Looking at Futures, we can see a huge premium between short-dated delivery vs long-dated delivery. Futures for Mar delivery now stands at $6.42 while April's is at $5.15, a huge disparity that cannot be justified by demand alone especially when we remember that Nat Gas curve has always been in contango until Jan this year. Even if Nat Gas curve does not revert back to normal backwardation, current short-term delievery premium will almost certainly narrow as spring draws nearer and nearer, dragging current price lower in the process.
Weekly Chart
Technicals are also not optimistic for bulls. Stochastic readings suggest that we are overbought, and there isn't much room to climb with Channel Top close by. As such, even in the event that current long-term bullish momentum will continue, a short/mid term bearish correction cannot be ignored.

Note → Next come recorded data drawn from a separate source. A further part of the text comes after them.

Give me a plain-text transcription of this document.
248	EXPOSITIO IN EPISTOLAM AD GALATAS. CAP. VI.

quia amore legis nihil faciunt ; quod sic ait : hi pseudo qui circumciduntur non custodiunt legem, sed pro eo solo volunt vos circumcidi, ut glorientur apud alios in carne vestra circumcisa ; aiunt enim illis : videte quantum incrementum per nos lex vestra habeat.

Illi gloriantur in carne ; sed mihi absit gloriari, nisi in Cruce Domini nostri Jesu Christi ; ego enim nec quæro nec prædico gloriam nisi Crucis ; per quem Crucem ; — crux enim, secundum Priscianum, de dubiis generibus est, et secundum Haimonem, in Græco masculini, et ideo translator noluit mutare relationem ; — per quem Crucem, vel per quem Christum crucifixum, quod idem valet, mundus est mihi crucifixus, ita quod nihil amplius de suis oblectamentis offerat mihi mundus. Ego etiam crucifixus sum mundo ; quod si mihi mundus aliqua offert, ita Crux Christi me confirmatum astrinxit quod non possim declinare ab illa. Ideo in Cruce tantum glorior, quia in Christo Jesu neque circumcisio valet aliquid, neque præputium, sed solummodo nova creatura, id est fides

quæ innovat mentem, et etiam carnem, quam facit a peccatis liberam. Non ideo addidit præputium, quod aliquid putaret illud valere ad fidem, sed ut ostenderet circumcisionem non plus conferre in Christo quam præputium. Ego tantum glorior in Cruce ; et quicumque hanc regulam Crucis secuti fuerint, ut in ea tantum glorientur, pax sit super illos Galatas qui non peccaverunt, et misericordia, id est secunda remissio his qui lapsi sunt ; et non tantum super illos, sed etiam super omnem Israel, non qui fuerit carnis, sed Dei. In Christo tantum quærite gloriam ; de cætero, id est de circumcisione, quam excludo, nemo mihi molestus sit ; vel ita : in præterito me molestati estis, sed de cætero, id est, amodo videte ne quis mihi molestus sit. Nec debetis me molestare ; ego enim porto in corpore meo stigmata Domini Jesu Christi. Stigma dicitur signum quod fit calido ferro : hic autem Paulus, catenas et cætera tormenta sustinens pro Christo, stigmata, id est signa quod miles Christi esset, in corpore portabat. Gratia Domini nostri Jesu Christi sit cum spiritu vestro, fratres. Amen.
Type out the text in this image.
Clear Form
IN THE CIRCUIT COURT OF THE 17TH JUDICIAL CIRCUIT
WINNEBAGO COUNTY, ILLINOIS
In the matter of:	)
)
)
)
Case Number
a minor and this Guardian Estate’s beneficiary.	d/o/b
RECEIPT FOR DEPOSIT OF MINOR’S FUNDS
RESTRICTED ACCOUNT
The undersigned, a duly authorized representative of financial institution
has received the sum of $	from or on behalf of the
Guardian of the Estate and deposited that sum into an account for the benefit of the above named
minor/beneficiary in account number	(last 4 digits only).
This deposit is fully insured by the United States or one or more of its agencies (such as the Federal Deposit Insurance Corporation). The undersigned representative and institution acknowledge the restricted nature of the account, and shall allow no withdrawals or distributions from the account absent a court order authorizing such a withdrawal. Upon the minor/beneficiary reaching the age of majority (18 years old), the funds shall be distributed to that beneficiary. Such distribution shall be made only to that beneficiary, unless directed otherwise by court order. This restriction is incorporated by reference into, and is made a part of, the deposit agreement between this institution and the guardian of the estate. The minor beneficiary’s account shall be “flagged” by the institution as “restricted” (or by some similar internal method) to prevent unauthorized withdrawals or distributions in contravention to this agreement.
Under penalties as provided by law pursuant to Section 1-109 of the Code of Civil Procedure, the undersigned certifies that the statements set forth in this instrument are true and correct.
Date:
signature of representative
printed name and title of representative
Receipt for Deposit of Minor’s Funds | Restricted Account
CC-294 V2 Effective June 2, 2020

A last but important point to take note, there is additional political pressure for Nat Gas price to be low. It is no secret that Obama administration wants higher utilization rate for Nat Gas as it is a cleaner energy source and by encouraging more factories in US to use it, the dependency on foreign crude will be lower. Unfortunately, there are evidence that producers are switching from Nat Gas to coal when prices are above $5.00, and as such it is likely that Obama administration may artificially lower price if prices remain above this level. Even in the event that nothing is done, demand will naturally fall, and without corporate demand for Nat Gas, it is unlikely that consumer demand (using it for residential heating purposes) will be able to push prices much higher from here out.